The U.S. government resisted involvement in another protracted war in the Middle East, but relented as ISIS spread across the region. U.S. military airstrikes helped prevent Erbil from being overrun in Kurdistan, and then helped the YPG and YPJ secure a decisive victory in Kobani.

While America stumbled in Syria numerous times, a reliable ally was found in the Kurdish enclave in Northern Syria, a region the Kurds call Rojava. With ISIS launching external attacks in Europe and the United States—as well as attempting to establish affiliates elsewhere in the Middle East, Asia, Africa, and Afghanistan—the destruction of the Islamic State and their de facto capital, Raqqa, become a priority. As time went on, U.S. Special Operations soldiers were deployed to Rojava in increasingly numbers along with conventional forces.
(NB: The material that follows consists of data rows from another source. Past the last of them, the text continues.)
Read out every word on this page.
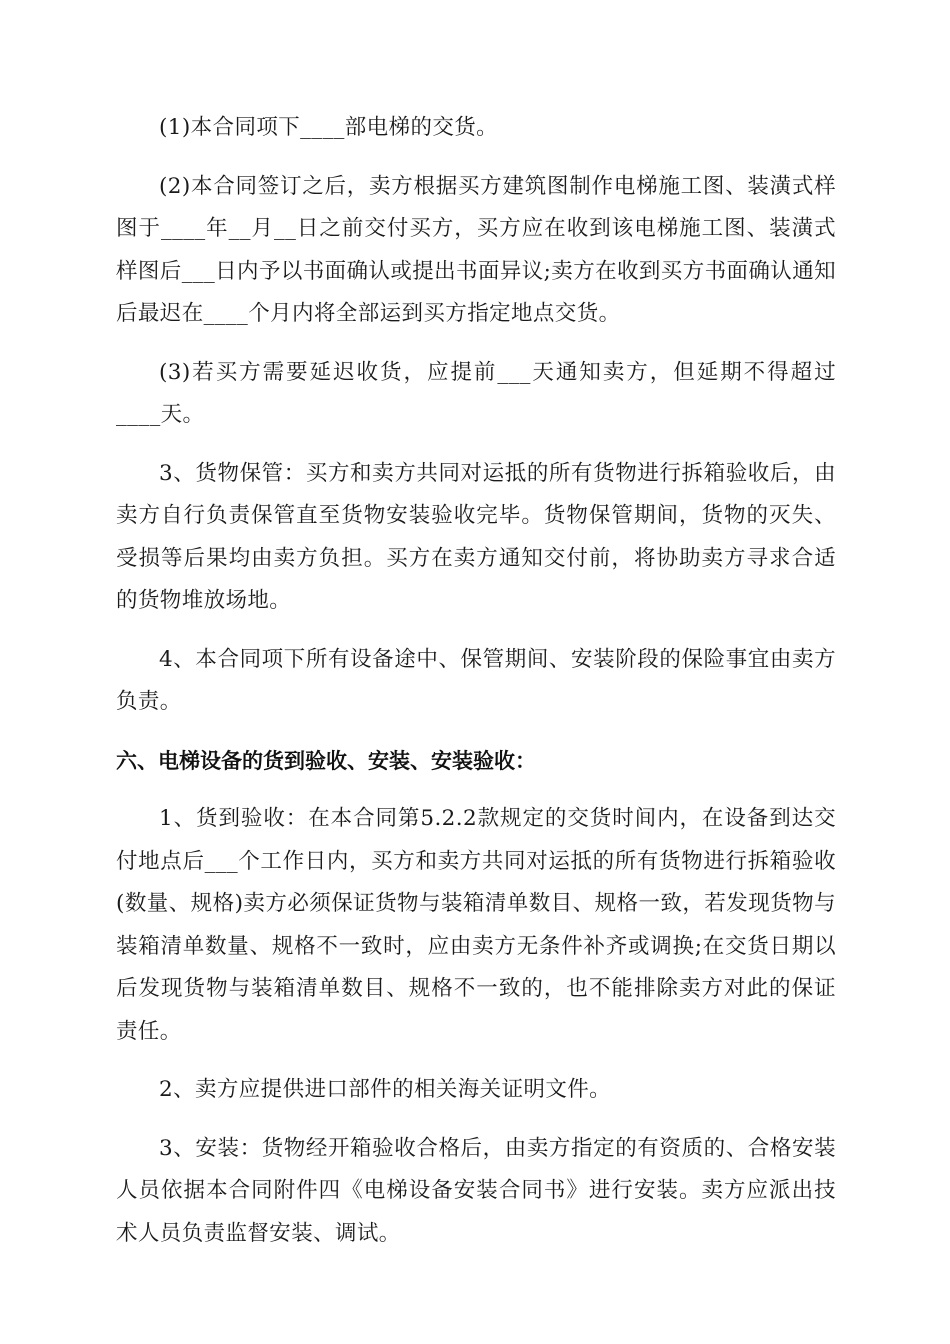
(1)本合同项下____部电梯的交货。

(2)本合同签订之后，卖方根据买方建筑图制作电梯施工图、装潢式样图于____年__月__日之前交付买方，买方应在收到该电梯施工图、装潢式样图后___日内予以书面确认或提出书面异议;卖方在收到买方书面确认通知后最迟在____个月内将全部运到买方指定地点交货。

(3)若买方需要延迟收货，应提前___天通知卖方，但延期不得超过____天。

3、货物保管：买方和卖方共同对运抵的所有货物进行拆箱验收后，由卖方自行负责保管直至货物安装验收完毕。货物保管期间，货物的灭失、受损等后果均由卖方负担。买方在卖方通知交付前，将协助卖方寻求合适的货物堆放场地。

4、本合同项下所有设备途中、保管期间、安装阶段的保险事宜由卖方负责。

六、电梯设备的货到验收、安装、安装验收：

1、货到验收：在本合同第5.2.2款规定的交货时间内，在设备到达交付地点后___个工作日内，买方和卖方共同对运抵的所有货物进行拆箱验收(数量、规格)卖方必须保证货物与装箱清单数目、规格一致，若发现货物与装箱清单数量、规格不一致时，应由卖方无条件补齐或调换;在交货日期以后发现货物与装箱清单数目、规格不一致的，也不能排除卖方对此的保证责任。

2、卖方应提供进口部件的相关海关证明文件。

3、安装：货物经开箱验收合格后，由卖方指定的有资质的、合格安装人员依据本合同附件四《电梯设备安装合同书》进行安装。卖方应派出技术人员负责监督安装、调试。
Wedged between the Syrian regime, ISIS, and rather hostile governments like those of Turkey and the Kurdish regional administration led by Kurdistan Democratic Party, the United States became a security guarantor to Rojava. If Turkey or the Syrian regime invaded, they would almost certainly come into conflict with American troops and suffer at the hands of American airstrikes—as one Russian paramilitary group found out the hard way. Fears persisted among the Kurds that America’s relationship with them is simply one based on national interest rather than friendship.

This is the nature of virtually any international relationship, but the Kurds took it personally, fearing the relationship is wholly situation-based, and centered on America’s political objective of crushing Raqqa. These concerns weren’t unfounded, as the U.S. government has a habit of using the Kurds to further its agenda—the Gulf War, the 2003 invasion of Iraq, now—then discarding them afterwards.
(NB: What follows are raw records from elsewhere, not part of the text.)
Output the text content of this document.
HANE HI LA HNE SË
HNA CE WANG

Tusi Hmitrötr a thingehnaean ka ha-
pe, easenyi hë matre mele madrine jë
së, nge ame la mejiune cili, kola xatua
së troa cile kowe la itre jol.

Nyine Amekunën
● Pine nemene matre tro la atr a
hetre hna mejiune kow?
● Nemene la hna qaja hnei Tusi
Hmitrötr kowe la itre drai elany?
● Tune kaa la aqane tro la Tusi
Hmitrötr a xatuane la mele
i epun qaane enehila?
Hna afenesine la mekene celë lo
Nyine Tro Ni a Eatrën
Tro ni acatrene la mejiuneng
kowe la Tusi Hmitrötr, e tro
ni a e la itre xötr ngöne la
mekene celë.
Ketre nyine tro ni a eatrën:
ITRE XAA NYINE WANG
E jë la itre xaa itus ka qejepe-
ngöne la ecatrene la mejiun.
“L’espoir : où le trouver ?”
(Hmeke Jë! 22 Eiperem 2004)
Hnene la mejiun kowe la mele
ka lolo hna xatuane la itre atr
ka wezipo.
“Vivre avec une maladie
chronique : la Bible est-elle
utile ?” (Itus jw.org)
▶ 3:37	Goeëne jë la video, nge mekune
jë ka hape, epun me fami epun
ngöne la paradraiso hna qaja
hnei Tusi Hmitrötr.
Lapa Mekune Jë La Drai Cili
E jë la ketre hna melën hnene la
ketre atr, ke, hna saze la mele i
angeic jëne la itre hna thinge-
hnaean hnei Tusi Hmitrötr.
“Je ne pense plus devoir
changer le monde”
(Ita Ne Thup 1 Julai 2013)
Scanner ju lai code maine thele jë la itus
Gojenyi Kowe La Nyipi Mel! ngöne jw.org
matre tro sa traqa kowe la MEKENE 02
Currently, issues were further exacerbated by President Trump’s order to the Pentagon for removal of all military personnel from Syria; then switching course and changing his mind (several times, it seemed) before he moved on and made overtures of withdrawing troops elsewhere, such as Afghanistan and South Korea.

Salih Muslim, founder of the Democratic Union Party (PYD) in Rojava and its current head of international relations, recently spoke to this dynamic in an interview with OZY:

That’s right, but they [the U.S.] said they wouldn’t leave until three conditions were met: the defeat of ISIS, the expulsion of Iranians from the country, and stability in Syria. So far, none of the three has been fulfilled, so their decision looks premature to us. We never asked for protection. Actually, we had been fighting and defending ourselves before Trump [came] to power. During the siege of Kobani, they were helping us with air strikes, but there were no Americans troops on the ground. Withdrawal is not that important because we can defend ourselves. Air defense is all we need.”